I sensed a deepening quiet in her hands. Only few words came, white space around them an ice-field or a windless shore:
so destitute of every hope of consolation
the offspring of solitude
my life as it passed …
Again her hand left only a few words. She wrote them slowly:
having nothing, I can lose nothing from this solitary and wind stricken hill
The desk has arrived—with several letters in it from me to mine own S. from when he’d gone, briefly, to Marlow all those years ago—they are full of William—Clara & Allegra—I was in another world while I read them—for I am still alive and they are not. My diamond cross was also in the drawer— the pledge of his safety who is no longer safe.
(I have nothing. I’ve become nothing—)
I feel a strong need to close the shutters. To sit where no one sees me.

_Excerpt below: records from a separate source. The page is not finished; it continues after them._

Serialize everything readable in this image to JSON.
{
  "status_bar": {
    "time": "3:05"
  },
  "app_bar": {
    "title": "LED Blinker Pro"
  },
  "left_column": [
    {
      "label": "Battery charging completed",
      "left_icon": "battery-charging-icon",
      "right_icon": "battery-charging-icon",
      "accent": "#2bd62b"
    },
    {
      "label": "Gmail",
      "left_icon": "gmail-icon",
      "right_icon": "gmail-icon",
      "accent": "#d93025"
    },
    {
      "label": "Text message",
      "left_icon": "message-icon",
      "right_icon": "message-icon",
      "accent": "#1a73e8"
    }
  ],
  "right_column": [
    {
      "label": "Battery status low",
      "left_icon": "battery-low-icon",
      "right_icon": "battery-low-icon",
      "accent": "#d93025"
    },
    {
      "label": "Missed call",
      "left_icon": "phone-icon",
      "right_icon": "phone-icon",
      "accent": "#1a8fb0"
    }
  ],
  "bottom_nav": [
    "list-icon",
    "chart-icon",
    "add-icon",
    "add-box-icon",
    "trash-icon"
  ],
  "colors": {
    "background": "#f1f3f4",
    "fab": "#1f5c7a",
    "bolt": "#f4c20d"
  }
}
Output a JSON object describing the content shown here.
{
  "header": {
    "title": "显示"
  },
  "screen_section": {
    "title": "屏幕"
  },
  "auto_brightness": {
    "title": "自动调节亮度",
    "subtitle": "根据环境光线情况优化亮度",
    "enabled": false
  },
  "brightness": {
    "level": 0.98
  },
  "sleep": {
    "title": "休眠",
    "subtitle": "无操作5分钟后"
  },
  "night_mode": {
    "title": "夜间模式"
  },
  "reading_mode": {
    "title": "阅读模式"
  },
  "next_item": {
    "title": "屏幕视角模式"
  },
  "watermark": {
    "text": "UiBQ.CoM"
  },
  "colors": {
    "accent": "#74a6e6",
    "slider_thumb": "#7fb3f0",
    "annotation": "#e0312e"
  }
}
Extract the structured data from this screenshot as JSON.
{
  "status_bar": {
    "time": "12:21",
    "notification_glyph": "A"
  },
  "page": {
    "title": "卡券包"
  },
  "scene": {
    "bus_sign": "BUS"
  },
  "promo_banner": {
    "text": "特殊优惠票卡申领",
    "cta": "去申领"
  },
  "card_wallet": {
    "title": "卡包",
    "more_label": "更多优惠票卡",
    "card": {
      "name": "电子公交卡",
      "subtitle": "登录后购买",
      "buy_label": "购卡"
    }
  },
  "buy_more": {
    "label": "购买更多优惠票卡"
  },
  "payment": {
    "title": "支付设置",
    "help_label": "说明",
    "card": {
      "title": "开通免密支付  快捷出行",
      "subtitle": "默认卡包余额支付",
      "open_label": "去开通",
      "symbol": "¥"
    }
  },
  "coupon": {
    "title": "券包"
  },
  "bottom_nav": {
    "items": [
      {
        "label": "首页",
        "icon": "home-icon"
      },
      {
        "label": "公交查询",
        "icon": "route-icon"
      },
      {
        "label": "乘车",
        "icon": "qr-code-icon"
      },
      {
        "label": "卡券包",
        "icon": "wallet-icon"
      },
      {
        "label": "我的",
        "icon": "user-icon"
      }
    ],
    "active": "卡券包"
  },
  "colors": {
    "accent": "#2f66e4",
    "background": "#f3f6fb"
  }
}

Can quietness be visible? It seemed I saw it spreading.
Claire,
Geneva, Chamonix, Portsmouth, Bath. Charles dead, newborn Clara dead, Fanny dead. London, Marlow. I gave birth to Clara Everina. Meanwhile the one in the graveyard still rampaged through my mind, plotted, murdered, taking his revenge. I’d given him a mind that could investigate and wonder. I’d allowed him to read, feel loneliness and hurt (even though I’d never had an explanation). Wasn’t that enough? Now I was a mother of dead children and young children. Had seen them suffer. So how could I keep strapping him down, how could I keep stabbing him? (and still I often stabbed him, strapped him down). Why couldn’t I be like Shelley’s copybooks where the words of the despised and dispossessed would have a voice? Why couldn’t I be kinder? I looked down at Shelley’s pages: “In mine own heartsoul I saw as in a glass/The hearts of others” and “thine atmosphere which penetrates mine.” Saw how he changed “clothes” to “fills,” “buried” to “happy,” “green” to “brown,” “day” to “[truth?”]—How he considered alternatives: “[?swift / dwell], [?truths], [?Indian], “[wide, caverned],” “oversproad,” “unremembered.” Nothing locked in, nothing rigid, cold as my instruments, my table. If he could write upside down and every which way, why couldn’t I turn my thoughts upside down? (I’d seen my own children die, hadn’t that disarranged my mind, set aflame the cold table in my mind?) Maybe I could send him North, as far away as I could manage. Maybe then my thoughts wouldn’t stab him. On the other hand, if I killed him maybe that would be best, I’d be rid of him completely, his voice and inexplicable silence finally dying. Or would he live on inside my mind? Might I even in some odd way miss him? In his notebooks Shelley drew firecracker trees, suns, mountains, huge X’s over the contents of entire pages. I thought of Shelley’s phrase, “the human love that lulls.” Wondered if that was something I could offer my creature—
William, North can be a verb I hadn’t known this—So one can say “gently northing” or “I northed until he couldn’t see me”—Or “northing and flaming, traveling far from where I meant to get to”—I said I wasn’t cold but I’m cold— I remember my trip to Norway, Sweden, Denmark. I sent letters back to Imlay, then turned them into a travel book for Joseph Johnson—It seemed I never knew what my life was without turning it into a book—In those frigid villages the women spinning, the men weaving, anything to keep out the cold—The same cruelty there as here. They had no slaves, but still the man in charge was allowed to beat the others—I northed, William, I flamed— “Cold as charity” Lamb wrote. Isn’t there a cold that drives itself almost out of itself, the way steel crystals bend and disarrange under pressure? That steel changes itself, William—All those days in Sweden a slow fever. In Denmark I looked out on stretches of cold land, imagined in a million or two years all of it covered with people—What will humans do when the earth is used up by our breathing, our construction, and can no lon
ger feed us—In that time of my fever I saw a body burning in the snow—This really happened—There had been an execution. Women and children in pretty dresses walking slowly back, grown tired of watching—Where is my baby is she hungry?—I said I wasn’t cold but I’m cold— This north in me watches I’m northing away, trees flame in my brain, red leaves and yellow, their trunks and branches white ice.